Opinion: Can Gautam Adani, Asia's Richest Man, Win India With An App?
NDTV
The mobile app will connect passengers at Gautam Adani's network of airports with other services offered by his group.
Gautam Adani is ready to unveil his much-hyped super-app, made by an in-house startup he wants to be "the Ferrari of the digital world."The portal will take off in the next three to six months, Asia's richest tycoon told the Financial Times in a recent interview. But Adani seems to have missed the sweet spot when demand for online services boomed during the pandemic. Now, the tech industry is in turmoil globally. Meanwhile, competition in Indian e-commerce is intense. Will Adani's Ferrari get stuck in bumper-to-bumper traffic?

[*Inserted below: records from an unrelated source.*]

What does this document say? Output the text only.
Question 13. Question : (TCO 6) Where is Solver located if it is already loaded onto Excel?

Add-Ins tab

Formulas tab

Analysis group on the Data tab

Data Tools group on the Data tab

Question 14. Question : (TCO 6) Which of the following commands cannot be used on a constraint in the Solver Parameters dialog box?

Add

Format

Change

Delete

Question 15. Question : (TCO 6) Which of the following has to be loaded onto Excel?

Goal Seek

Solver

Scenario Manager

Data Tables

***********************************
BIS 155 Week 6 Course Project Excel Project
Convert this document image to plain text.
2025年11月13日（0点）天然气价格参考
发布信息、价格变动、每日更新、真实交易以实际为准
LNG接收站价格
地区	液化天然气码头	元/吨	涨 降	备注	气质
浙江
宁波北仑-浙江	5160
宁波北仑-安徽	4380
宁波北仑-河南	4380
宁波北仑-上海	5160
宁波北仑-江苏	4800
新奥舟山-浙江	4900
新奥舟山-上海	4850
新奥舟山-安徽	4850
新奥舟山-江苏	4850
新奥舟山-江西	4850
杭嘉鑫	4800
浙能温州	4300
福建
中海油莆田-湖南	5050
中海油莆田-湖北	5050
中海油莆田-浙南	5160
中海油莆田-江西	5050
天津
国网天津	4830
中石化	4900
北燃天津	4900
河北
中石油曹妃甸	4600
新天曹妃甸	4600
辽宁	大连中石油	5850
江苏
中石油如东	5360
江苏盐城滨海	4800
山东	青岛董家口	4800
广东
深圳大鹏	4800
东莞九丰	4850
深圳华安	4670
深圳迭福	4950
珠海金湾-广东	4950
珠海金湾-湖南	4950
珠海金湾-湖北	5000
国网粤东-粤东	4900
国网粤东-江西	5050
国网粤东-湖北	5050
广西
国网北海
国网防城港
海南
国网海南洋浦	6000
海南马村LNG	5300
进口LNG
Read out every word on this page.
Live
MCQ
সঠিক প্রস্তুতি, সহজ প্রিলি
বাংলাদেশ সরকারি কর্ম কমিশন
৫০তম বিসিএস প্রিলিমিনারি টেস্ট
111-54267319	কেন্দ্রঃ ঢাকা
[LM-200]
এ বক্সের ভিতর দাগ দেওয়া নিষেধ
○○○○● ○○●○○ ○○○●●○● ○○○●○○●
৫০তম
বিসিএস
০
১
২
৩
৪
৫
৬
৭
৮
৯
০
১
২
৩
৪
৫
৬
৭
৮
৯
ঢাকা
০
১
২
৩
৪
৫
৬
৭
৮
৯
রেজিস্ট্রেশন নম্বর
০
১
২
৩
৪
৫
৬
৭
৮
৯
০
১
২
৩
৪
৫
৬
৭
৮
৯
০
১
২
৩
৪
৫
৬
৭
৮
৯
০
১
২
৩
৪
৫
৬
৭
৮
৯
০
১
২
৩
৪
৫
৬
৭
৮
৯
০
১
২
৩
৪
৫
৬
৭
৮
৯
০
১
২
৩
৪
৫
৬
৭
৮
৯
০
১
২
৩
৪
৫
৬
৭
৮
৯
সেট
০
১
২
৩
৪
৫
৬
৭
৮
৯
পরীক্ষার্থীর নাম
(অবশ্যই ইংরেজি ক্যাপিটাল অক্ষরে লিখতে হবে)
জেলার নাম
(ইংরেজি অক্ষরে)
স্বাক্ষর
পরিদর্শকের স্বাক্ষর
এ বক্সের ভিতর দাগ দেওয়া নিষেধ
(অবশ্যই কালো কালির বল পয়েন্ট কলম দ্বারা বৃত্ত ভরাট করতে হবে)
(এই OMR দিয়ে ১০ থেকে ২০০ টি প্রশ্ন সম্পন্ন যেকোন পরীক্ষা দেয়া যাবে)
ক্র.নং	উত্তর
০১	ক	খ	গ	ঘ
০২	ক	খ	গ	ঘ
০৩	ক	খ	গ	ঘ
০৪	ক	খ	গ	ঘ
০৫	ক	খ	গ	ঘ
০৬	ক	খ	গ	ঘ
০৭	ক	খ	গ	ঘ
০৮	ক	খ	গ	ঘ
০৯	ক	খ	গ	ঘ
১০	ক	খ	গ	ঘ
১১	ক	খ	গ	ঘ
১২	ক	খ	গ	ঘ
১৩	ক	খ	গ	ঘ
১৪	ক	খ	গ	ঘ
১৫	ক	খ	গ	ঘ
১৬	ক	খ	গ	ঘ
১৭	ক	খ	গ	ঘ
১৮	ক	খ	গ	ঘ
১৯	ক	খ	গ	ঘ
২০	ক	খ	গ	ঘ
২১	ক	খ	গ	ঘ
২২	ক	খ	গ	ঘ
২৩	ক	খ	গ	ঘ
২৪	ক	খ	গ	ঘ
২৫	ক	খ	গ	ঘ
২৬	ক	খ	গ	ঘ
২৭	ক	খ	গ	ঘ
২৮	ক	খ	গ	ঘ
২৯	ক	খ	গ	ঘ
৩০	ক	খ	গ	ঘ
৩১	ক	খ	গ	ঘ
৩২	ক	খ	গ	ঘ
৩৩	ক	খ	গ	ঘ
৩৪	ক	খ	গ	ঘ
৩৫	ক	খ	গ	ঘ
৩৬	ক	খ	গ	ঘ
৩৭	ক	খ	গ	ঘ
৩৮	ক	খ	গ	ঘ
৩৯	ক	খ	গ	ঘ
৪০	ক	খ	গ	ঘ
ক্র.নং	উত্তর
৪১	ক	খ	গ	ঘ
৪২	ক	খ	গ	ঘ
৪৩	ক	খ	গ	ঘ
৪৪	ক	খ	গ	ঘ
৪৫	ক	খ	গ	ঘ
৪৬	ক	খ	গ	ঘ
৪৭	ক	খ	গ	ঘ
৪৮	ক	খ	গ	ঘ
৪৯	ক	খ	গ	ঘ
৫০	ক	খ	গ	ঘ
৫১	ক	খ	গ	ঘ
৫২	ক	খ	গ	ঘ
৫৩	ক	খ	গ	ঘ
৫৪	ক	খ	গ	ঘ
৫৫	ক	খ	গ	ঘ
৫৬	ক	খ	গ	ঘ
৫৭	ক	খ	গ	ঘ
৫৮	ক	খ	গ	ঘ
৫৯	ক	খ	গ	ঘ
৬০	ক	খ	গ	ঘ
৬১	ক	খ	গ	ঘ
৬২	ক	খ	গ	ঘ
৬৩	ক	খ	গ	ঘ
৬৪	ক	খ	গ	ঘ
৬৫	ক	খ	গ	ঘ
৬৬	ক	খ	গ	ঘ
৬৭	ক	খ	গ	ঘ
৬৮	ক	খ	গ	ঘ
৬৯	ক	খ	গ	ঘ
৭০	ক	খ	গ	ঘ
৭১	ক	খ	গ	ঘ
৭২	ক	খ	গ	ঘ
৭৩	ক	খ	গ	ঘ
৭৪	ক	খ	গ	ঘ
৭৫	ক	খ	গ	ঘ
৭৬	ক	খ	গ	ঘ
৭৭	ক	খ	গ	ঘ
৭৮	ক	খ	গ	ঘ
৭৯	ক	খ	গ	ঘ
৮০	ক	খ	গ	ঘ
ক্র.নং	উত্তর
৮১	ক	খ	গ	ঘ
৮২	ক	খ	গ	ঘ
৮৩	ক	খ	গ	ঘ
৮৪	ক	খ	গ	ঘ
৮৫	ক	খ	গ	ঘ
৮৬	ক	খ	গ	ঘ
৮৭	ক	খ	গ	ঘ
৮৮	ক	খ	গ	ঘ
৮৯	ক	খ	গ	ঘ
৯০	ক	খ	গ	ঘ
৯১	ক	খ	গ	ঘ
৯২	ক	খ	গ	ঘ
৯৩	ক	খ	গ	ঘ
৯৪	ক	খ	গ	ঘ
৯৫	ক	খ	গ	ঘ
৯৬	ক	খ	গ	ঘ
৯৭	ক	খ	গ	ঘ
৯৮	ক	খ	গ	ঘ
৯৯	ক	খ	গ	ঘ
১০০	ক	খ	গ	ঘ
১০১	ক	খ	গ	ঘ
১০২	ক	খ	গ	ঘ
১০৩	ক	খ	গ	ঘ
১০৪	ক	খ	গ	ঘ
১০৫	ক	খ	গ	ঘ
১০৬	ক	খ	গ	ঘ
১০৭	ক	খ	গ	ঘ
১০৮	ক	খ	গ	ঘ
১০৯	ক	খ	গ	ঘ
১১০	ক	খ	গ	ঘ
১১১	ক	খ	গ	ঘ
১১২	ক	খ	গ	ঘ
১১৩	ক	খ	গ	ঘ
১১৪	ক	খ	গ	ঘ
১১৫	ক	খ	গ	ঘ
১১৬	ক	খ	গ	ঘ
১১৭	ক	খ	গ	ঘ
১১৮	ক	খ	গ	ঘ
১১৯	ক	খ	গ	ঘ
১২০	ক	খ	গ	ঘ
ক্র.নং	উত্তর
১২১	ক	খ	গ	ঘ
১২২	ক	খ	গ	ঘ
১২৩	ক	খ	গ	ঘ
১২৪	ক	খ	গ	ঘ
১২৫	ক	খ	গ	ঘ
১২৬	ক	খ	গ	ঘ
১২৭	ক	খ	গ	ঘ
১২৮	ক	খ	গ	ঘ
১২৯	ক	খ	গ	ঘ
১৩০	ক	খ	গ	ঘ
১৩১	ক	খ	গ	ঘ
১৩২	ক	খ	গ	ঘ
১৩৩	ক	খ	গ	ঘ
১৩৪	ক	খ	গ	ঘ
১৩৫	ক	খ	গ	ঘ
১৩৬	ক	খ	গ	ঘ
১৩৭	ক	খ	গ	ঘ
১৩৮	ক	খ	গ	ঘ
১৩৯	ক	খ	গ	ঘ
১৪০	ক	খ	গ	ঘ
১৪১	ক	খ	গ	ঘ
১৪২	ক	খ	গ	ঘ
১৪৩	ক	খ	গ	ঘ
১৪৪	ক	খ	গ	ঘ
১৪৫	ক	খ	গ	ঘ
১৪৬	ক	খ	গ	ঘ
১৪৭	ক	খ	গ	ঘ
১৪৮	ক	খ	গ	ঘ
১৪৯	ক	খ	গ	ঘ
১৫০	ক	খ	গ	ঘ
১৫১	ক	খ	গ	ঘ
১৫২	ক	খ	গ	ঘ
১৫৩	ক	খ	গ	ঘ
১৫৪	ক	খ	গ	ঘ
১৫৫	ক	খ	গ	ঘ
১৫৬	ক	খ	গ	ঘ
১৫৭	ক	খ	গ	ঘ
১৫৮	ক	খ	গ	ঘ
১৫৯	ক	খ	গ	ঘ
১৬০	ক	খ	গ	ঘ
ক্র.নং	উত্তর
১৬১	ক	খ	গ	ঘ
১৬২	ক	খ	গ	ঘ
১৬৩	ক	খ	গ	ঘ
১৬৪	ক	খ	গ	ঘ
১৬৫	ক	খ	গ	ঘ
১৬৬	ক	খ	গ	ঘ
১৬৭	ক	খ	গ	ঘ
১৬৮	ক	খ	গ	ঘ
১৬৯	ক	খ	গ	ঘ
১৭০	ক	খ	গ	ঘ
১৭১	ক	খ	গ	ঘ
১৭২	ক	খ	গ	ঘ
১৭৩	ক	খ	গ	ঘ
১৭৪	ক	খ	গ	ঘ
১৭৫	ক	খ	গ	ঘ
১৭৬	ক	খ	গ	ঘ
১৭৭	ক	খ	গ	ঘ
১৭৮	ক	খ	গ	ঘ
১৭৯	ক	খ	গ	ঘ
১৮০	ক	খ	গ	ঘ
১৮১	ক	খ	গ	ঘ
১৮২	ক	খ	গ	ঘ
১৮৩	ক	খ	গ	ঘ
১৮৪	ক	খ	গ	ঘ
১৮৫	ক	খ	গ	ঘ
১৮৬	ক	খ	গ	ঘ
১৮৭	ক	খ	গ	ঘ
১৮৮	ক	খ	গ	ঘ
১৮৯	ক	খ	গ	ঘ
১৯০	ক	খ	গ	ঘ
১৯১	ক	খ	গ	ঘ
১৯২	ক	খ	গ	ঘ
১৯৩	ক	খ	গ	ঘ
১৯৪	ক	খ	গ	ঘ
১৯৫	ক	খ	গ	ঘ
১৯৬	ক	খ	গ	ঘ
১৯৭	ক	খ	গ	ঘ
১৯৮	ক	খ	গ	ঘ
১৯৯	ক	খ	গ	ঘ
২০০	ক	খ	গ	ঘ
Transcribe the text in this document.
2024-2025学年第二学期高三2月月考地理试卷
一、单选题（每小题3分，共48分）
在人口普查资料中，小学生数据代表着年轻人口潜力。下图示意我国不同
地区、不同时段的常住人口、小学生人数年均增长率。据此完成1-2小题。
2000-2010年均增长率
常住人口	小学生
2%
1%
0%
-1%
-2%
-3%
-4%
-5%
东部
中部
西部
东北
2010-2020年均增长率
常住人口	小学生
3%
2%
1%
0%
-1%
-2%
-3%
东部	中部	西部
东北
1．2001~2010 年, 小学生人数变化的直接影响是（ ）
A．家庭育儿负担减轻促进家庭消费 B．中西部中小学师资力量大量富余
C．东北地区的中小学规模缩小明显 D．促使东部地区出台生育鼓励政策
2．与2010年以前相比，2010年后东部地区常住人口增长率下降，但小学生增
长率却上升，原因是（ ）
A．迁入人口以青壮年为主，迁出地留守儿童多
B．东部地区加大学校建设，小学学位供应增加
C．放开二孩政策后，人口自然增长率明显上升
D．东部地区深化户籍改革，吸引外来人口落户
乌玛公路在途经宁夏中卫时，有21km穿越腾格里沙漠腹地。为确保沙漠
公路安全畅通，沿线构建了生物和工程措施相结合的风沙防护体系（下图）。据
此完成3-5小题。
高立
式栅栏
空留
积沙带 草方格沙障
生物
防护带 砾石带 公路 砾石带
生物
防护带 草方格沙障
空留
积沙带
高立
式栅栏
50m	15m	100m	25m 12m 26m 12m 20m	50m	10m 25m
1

The mobile app will connect passengers at Adani's network of airports with other services offered by his group, the FT said. That could be the easiest way to build up downloads. Adani runs seven Indian airports, and is currently building a new terminal and runway for Mumbai's second facility. Overall, 20 per cent of the nation's aviation traffic goes through him. If Adani were to throw in a free ride home - he's also investing in taxi fleets in cities where he has airports, according to media reports - he potentially gets to install his as-yet-unnamed app on millions of phones.
That's just the first battle. The second will be trickier - to make consumers come back for other things.
Aggregating shopping, payments, entertainment, social media and finance in one place is the Chinese model. The likes of Alibaba Group Holding Ltd., Tencent Holdings Ltd. and Meituan perfected it before Beijing got nervous about the dominance of its tech titans and made them a target of strong antitrust action. Last year's tech crackdown may be easing, but China's Covid-19 policies continue to be drag on consumption: Alibaba recently posted a surprise quarterly loss. In Southeast Asia, where the template was copied successfully, investors are now demanding profitability ahead of expansion. GoTo Group, the Indonesian behemoth formed through a merger of ride-hailing provider Gojek and e-commerce firm Tokopedia, is cutting 12 per cent of its workforce.